Scientists have recently uncovered new details about how HIV-1, the virus that leads to AIDS, cleverly exploits the cellular machinery for its own survival. By examining the complex interactions between the virus and the cells it infects, the researchers discovered unique tactics HIV-1 uses to replicate itself while undermining the host’s cellular defenses. This important research has been published in the journal Nature Structural and Molecular Biology.
A team of scientists at the Helmholtz Institute for RNA-based Infection Research (HIRI) in Würzburg and the University of Regensburg has unveiled insights into how HIV-1, the virus responsible for AIDS, skillfully hijacks cellular machinery for its own survival. By dissecting the molecular interplay between the virus and its host, the researchers identified novel strategies that HIV-1 employs to ensure its replication while suppressing the host’s cellular defenses. The study was published in the journal Nature Structural and Molecular Biology.

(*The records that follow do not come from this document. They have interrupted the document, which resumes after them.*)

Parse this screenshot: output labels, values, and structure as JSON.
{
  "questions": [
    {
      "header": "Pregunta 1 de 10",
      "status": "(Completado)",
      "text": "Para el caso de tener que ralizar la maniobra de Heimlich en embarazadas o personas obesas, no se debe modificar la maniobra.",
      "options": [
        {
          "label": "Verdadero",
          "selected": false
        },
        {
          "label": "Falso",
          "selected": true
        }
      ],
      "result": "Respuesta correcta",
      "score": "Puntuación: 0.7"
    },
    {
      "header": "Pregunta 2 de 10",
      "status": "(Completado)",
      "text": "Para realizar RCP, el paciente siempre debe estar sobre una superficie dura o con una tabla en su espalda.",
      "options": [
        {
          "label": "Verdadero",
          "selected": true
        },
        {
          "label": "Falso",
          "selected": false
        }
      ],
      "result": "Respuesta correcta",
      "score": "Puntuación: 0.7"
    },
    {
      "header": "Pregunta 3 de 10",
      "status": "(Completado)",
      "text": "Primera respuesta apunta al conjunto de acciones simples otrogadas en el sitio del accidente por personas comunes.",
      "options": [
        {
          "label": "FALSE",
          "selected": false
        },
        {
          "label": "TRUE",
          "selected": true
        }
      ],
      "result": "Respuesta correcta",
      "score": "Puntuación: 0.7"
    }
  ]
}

HIV-1, similar to other viruses, doesn’t have the tools to produce its own proteins and depends on the host cell’s machinery to translate its genetic material. After infecting a host cell, the virus takes control of the translation process, which transforms messenger ribonucleic acid (mRNA) into proteins. “In this study, we combined ribosome profiling, RNA sequencing, and RNA structural probing to create an in-depth map of the viral and host translational landscapes during viral replication,” says Neva Caliskan, the study’s leading author. Once a group leader at the Helmholtz Institute for RNA-based Infection Research (HIRI) in Würzburg, which collaborates with the Julius-Maximilians-Universität Würzburg (JMU), she is currently the Director of the Biochemistry III Department at the University of Regensburg.
Viral Translation Tactics
One significant finding was the identification of unknown components in HIV-1 RNA, termed upstream open reading frames (uORFs) and internal open reading frames (iORFs). These “hidden gene segments” are likely vital in regulating the production of viral proteins and influencing interactions with the host’s immune system. “For example, uORFs and iORFs can serve as regulators, ensuring precise timing and optimal levels of protein production,” explains Anuja Kibe, a postdoctoral researcher at HIRI and the primary author of this research published in Nature Structural and Molecular Biology.
Another critical discovery was a complex RNA structure located near the “frameshift site” within the viral genome, essential for producing the right proportions of two crucial proteins, Gag and Gag-Pol. These proteins are key for assembling infectious particles and the replication of HIV-1. The researchers showed that this extended RNA structure not only causes ribosome collisions upstream of the site—possibly regulating translation—but also helps maintain the efficiency of frameshifting. “We also demonstrated that targeting this RNA structure with antisense molecules could reduce frameshift efficiency by nearly 40 percent, paving the way for new antiviral drug development,” Caliskan notes.
Shifting Priorities
Redmond Smyth, a former Helmholtz Young Investigator Group Leader at HIRI and now a group leader at the Centre National de Recherche Scientifique (CNRS) in Strasbourg, France, highlights, “Interestingly, our analysis showed that while HIV-1 mRNAs are efficiently translated during infection, the virus suppresses the host’s protein production, especially at the initiation stage of translation.” This strategy allows HIV-1 to focus on its needs while effectively stunting the host’s defensive responses. Consequently, the virus can continue to steer the host cell machinery effectively, even amid stress.
Beyond Simple Disruptions
The researchers also discovered that ribosomes encounter collisions in specific areas of the viral RNA, particularly in front of the frameshift site. “These collisions aren’t random but are instead carefully regulated pauses that might affect how ribosomes interact with the following RNA structures,” states Florian Erhard, co-author of the study and Chair of Computational Immunology at the University of Regensburg.
In summary, this study not only provides a comprehensive overview of the translation landscape within HIV-1 infected cells but also reveals many potential targets for therapeutic strategies. The discovery of vital RNA structures and genetic elements critical to viral replication presents new possibilities for developing drugs that can interfere with these processes. “By gaining insights into the clever methods the virus uses to manipulate our cells, these findings can help us move towards innovative treatments that may one day outsmart the virus,” adds Caliskan.